Kebutuhan pokok dari Medan dikirim ke daerah-daerah itu, sementara hasil bumi dari daerah dibawa ke Medan. Jalur ini juga merupakan jalur wisata ke Berastagi dan terutama Danau Toba sisi utara, satu dari 10 destinasi wisata nasional.
”Kalau kemacetan terjadi, itu sudah seperti bencana,” kata Ketua Ikatan Cendekiawan Karo Sumatera Utara (IKCSU) Budi D Sinulingga saat diskusi Jalan Medan-Berastagi di Kantor Kompas Biro Sumatera di Medan, Sabtu (1/12/2018). Diskusi dipandu Robinson Sembiring, pengajar di FISIP Universitas Sumatera Utara.

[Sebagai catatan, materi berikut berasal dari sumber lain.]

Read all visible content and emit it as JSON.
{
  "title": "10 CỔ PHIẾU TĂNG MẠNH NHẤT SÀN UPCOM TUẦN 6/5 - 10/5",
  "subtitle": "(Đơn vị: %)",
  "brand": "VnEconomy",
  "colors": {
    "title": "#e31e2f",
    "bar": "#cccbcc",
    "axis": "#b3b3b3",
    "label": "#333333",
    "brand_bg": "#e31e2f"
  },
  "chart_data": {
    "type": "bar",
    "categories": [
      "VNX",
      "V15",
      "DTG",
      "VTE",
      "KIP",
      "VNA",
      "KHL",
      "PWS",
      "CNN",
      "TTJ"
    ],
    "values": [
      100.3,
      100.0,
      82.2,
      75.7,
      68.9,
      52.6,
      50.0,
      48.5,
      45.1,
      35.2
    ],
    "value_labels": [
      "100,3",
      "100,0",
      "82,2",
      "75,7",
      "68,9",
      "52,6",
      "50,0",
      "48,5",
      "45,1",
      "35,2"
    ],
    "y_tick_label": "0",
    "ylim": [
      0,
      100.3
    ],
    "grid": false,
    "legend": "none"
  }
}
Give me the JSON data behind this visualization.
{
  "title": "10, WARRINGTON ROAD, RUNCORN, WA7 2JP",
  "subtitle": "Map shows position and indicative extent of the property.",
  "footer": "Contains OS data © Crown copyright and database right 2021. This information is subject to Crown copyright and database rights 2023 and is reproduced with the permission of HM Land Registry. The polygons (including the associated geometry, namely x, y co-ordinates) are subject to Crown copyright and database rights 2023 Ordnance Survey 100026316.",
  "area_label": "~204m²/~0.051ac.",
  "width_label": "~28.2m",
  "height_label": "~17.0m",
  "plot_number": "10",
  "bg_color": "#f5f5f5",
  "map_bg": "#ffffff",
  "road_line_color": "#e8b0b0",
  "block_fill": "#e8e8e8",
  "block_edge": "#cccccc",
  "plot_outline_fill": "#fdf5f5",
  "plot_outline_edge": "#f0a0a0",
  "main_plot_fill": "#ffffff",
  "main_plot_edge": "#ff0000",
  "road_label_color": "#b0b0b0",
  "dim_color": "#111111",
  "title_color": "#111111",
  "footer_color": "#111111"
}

Dalam hitungan kasar IKCSU, kemacetan selama enam jam sehari bisa berpotensi menimbulkan kerugian Rp 3 miliar hingga Rp 4 miliar. Kemacetan yang kerap terjadi juga dikhawatirkan akan mengalihkan wisatawan yang memasuki Danau Toba dari utara ke selatan setelah akses Tol Medan-Parapat terbangun.
Kondisi ini dikhawatirkan bisa menjadikan sisi utara tidak memiliki daya saing dan bakal menimbulkan disparitas pembangunan. ”Yang saat ini sudah terjadi adalah gangguan aktivitas sosial budaya, misalnya upacara adat kematian dan perkawinan terlambat karena kemacetan,” kata Budi.

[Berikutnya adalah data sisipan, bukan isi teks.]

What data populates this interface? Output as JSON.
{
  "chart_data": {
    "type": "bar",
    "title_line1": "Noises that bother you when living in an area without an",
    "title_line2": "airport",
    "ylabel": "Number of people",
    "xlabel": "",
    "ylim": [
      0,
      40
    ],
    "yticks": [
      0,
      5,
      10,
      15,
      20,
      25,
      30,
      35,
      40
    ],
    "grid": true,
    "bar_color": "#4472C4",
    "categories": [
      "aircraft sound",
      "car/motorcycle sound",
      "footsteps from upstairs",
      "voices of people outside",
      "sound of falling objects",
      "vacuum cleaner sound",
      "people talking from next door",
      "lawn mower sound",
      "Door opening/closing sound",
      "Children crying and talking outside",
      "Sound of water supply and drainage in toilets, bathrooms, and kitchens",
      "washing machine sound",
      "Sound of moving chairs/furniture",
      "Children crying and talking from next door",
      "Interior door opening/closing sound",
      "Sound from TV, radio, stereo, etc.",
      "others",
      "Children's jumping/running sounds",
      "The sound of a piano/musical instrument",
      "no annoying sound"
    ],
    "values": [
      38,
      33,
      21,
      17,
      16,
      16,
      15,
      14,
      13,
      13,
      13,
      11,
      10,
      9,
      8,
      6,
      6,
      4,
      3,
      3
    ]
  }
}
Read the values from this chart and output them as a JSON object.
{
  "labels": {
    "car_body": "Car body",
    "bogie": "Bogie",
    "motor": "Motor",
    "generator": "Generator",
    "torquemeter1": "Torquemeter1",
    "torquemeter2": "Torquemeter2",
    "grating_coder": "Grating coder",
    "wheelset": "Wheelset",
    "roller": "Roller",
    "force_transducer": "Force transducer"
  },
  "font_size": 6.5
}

Guru Besar Fakultas Teknik Universitas Sumatera Utara Sukaria Sinulingga mengatakan, satu perusahaan agroindustri di Karo tutup karena jalan tidak bisa dilalui kontainer. Sementara untuk mengangkut dengan kendaraan yang lebih kecil, biayanya jauh lebih tinggi.
Guru Besar Fakultas Teknik Sipil USU Johannes Tarigan menyebutkan, berdasarkan data Balai Besar Pelaksanaan Jalan Nasional I Medan, jalan Medan-Karo pada 2014 dilewati 21.231 kendaraan per hari. Kini sekitar 25.000 unit per hari.
Dia mengusulkan perbaikan jalan Medan-Berastagi di dua titik, yakni di Jalan PDAM Sibolangit dan Jalan Bandarbaru yang rawan kecelakaan. ”Jalan itu tidak layak untuk kendaraan besar karena tikungannya 360 derajat. Truk kerap terguling di jalur itu. Kami telah mendesain jembatan layang yang menghubungkan dua titik untuk memperpendek jalan,” ujarnya.
Di Sibolangit, tepatnya di Km 37, jalan tikungan diperpendek dari 1,448 kilometer jadi 384 meter (73 persen). Namun, ada mata air di kawasan itu dan masuk kawasan cagar alam.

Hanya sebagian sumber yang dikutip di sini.